My answer? They were one and the same thing. As I’ve outlined, the football club formed in 1872 became a company a long time ago. There were never two separate and legally distinct entities in existence at the same time.
Or, to put it another way, “A football club, once incorporated, is indistinguishable in Scots law from its corporate identity.” Who said that? BBC Scotland did in response to a BBC Trust enquiry into previous issues around reporting of the dead club.
Think back through the years when Rangers Football Club was in operation.

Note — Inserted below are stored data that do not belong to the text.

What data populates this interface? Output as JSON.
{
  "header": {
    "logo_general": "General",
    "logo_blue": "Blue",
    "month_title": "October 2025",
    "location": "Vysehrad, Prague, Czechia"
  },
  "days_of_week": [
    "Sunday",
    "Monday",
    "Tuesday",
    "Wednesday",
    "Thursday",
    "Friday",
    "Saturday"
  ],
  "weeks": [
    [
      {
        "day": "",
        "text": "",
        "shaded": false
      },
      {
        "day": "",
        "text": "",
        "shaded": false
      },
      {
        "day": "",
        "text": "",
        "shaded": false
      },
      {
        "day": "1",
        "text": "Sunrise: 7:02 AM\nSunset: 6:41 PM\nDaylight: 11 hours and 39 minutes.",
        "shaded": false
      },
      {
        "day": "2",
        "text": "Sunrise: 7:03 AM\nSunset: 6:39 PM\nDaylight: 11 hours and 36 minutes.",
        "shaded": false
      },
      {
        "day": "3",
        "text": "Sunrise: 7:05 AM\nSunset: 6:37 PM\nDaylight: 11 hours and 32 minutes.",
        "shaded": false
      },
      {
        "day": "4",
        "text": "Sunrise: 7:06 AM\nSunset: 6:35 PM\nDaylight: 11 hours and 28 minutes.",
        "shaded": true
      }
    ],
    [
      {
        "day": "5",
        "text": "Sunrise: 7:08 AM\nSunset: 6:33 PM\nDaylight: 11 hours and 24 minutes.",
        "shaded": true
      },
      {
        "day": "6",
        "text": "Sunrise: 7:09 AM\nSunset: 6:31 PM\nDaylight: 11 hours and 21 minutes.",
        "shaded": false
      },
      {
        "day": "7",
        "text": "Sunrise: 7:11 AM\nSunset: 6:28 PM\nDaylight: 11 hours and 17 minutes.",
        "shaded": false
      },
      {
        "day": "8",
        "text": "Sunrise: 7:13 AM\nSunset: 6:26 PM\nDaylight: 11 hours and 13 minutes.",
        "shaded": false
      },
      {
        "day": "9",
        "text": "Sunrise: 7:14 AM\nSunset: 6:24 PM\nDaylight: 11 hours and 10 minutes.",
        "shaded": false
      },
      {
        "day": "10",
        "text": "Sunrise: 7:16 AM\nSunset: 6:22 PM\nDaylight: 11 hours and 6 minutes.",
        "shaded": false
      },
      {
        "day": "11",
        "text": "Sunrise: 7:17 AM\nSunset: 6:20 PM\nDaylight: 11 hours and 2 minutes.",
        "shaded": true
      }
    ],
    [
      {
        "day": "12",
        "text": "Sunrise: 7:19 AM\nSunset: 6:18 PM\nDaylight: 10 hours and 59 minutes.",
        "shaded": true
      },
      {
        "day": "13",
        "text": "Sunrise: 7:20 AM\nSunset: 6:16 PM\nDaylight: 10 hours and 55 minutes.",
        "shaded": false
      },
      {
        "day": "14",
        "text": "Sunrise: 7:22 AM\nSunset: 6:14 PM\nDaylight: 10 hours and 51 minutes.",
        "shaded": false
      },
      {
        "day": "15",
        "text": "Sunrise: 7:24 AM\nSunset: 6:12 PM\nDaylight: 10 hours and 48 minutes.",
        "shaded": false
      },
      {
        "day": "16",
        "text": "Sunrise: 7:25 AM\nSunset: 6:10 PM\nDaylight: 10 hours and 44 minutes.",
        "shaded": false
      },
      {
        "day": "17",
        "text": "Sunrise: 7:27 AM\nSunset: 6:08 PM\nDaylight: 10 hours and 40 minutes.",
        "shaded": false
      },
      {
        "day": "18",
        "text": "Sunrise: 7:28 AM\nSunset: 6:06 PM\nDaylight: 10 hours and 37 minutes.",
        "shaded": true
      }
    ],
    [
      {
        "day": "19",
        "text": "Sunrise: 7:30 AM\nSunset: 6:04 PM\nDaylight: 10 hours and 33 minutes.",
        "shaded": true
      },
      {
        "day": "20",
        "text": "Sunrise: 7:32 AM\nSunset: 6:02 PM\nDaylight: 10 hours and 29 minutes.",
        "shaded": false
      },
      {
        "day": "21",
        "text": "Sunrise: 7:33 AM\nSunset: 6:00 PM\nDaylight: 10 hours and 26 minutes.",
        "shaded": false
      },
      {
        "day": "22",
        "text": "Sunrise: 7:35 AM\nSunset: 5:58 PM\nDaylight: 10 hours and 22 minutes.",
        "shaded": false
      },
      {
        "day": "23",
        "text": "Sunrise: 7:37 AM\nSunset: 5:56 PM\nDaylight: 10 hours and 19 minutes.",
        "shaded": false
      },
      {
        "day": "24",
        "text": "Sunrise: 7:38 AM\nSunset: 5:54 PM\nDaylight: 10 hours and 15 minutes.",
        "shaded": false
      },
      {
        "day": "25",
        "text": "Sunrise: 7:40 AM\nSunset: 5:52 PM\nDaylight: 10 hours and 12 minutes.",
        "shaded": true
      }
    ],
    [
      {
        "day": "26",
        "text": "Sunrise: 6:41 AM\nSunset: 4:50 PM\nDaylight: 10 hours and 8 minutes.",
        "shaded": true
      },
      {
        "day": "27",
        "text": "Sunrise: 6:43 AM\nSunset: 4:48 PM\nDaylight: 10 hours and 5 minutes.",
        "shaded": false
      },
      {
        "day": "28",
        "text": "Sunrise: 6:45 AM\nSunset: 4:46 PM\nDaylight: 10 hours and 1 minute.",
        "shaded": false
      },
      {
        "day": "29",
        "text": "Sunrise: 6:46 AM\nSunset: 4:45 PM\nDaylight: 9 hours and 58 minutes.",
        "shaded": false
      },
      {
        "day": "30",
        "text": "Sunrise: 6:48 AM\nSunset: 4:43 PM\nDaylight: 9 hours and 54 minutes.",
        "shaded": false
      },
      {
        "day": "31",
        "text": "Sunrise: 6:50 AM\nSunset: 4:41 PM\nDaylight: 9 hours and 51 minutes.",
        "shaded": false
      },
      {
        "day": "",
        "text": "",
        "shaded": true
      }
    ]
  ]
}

Can anyone ever remember there being reference to a separation between club and company before the smelly stiff hit the rotating object? Were the Directors who (mis)managed the organisation ever referred to as representing a company that just happened to own a football club? Or were they Directors of Rangers Football Club?
What about those fans who bought shares? Did they refer to themselves as shareholders of the football club? Of course they did. I can’t ever recall anyone describing themselves as holding shares in the company that owned the club. They were proud to own a part of the club itself.
So clearly no separation was ever mentioned until the point that the fiction was required to maintain the myth of the club that did not die.
And can anyone cite a single example of club and company being reported as separate in relation to any other club that went bust? Ardrieonians? Gretna? Didn’t think so.
Jim Spence is a respected football journalist. He deserves far better treatment from the BBC. His employers should have defended his journalistic freedom of speech and supported his right to express a view – and in fact to report an accurate and legally consistent version of the situation. That is after all what they pay him for.
The BBC now has a choice. It can let Jim Spence walk away and hope that the matter will be soon forgotten. Or it can stand up and support him.
I’m sure that many in Scottish football, and indeed many other employees of the corporation will be looking on with interest to see what happens next.
Over to you, BBC.
Excellent piece mate. Well said.
Outstanding as usual Gordon, thank you
Senga
Passing through Abbotsinch Airport recently (sometimes known as Glasgow International — another Newco?) I spotted a new Rangers store on the first floor, just beside the Celtic store; in fact, exactly where there used to be a Rangers store. But the previous store has been shut for — what? 2 years? Yet I’m quite sure that they are claiming an unbroken continuity between the old store and the new store…
They also state, in big letters on their airport shop-front, that they are Scotland’s most successful club, or something along those lines. How come? What have they won in their couple of years of existence? Did I miss something? Isn’t this in breach of some kind of advertising legislation? I think we should be told.
I every time emailed this web site post page to all my contacts, since if like
to read it then my contacts will too.
Gordon,
Your analysis here is flawed.
Football clubs are entities defined as much by the “assets” comprising them, such as their name/emblems/stadium/players etc, as they are by a particular legal status.
The facts evident across the football word prove this point beyond dispute, with 100s of examples of clubs recognised as spanning multiple legal entities, from Leeds to Palace to Pompey to, closer to home, Hearts and Hibs, to name but a few.
Indeed, your own analysis accepts that Rangers remained the “same club” despite a wholly new “legal status”, when it incorporated in 1899.
Practically all professional clubs adopt a new legal entity upon incorporation, when a newly-registered company is formed and assets/business need to be transferred to this new ‘legal entity’, yet continuity is retained in all such cases.
When the business and assets comprising Rangers FC were transferred from oldco to newco, including the association membership of the club, the football club continued, as has been proven official by subsequent cases.